Albie raised his head, the blood running down his face, he seemed neither to see nor hear. Then he slumped and slid to the ground again. This time face down.

Coffin was kneeling by the man on the ground, turning his face towards him, when the bullet hit.

It was not going to be a love scene after all.

‘You bloody fool,’ said Stella fondly. ‘You might have been killed.’

‘Not a fool, it’s my job.’ He ran his hand through Gus’s fur. ‘Anyway, Gus was nearer death than me. He deflected the bullet by leaping around and barking.’

‘Yes, brave boy . . . Did they catch the man?’

‘No, the silly buggers let him get away.’ Irritably, he added: ‘We really ought to have higher-grade security men here.’

‘We do the best we can, the theatre is always hard up . . . I suppose the theatre is bound to attract louts and vandals.’

‘That was no lout,’ said Coffin grimly.

Stella studied his face, but decided to approach what she wanted to know in another way. ‘How is Albie?’

‘Still unconscious. I’ll go to the hospital later.’

I’ll come with you.’

‘Thank you.’ He reached out his hand to take hers. ‘Bless you. Not quite the way I wanted the day to end.’

‘Hasn’t ended yet.

‘I suppose this chap, whoever he was, was after you?’

Coffin hung on to her hand. ‘I don’t know, Stella. Too early to know.’

Archie Young on the telephone had said laconically: ‘Plenty after you, sir. Any names to suggest?’ No answer there, and none expected.

Outside, forensics were searching for the bullet which had passed through Gus’s fur, hit Albie at an angle, then passed on.

It was a shame that Gus could not speak.

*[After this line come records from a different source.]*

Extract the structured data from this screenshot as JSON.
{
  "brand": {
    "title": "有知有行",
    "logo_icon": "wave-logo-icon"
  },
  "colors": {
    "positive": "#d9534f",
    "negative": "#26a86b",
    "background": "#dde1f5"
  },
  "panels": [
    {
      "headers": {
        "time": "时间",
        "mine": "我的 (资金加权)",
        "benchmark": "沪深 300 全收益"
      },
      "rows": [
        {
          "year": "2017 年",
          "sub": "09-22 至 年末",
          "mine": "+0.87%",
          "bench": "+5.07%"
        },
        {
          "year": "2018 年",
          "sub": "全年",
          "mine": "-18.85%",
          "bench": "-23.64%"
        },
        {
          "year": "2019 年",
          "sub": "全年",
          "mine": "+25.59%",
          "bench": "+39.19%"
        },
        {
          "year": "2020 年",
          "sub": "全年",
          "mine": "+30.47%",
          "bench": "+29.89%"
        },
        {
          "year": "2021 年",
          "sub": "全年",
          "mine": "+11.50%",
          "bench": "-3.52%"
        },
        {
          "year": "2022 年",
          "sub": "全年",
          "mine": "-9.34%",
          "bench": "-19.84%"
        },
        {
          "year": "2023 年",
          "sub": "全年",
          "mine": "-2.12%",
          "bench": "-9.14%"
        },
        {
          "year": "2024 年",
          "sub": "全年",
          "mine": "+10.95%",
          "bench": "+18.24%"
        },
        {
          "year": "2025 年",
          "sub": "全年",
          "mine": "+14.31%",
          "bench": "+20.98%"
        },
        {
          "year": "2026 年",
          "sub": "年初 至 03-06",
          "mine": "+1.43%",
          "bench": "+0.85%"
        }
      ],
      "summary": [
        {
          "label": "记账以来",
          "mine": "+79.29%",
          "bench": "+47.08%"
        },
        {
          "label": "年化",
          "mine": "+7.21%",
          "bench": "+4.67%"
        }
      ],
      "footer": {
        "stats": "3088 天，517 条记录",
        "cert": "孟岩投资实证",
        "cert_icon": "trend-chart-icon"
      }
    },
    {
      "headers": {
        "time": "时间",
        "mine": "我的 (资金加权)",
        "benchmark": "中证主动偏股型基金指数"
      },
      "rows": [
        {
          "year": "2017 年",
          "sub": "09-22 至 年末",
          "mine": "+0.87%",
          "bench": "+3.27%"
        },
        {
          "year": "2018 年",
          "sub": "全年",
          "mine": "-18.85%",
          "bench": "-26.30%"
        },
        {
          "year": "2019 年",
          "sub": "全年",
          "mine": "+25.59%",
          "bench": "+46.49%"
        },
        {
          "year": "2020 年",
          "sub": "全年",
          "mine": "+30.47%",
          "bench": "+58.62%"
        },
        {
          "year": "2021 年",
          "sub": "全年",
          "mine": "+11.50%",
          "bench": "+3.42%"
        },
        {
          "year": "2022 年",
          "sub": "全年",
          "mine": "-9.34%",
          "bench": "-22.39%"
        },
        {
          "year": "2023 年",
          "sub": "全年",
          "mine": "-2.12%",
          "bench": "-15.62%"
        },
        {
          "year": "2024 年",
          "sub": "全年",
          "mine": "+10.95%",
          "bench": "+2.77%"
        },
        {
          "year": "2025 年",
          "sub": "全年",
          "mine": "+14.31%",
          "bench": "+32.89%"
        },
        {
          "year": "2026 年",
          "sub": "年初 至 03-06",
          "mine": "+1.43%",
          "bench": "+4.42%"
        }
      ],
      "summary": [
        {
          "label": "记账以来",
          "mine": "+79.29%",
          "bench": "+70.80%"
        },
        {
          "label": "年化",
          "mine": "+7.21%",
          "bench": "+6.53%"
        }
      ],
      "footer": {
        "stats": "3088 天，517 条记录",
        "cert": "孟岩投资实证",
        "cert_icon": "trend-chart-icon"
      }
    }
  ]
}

He had been slightly singed by the bullet and would have said something sulphuric.

‘But by God, I’ll find out.’

The hospital ward, intensive care, was busy and cluttered with equipment: plugged into patients, hanging over patients, draining into patients, draining out.

It couldn’t be called noisy, but peaceful it was not. But of course, they didn’t want to encourage the residents to die. Privacy comes expensive, but a few beds had screens around them.

Behind them they had left their tower home with increased security and a guard on the door, with Gus happily asleep on their bed.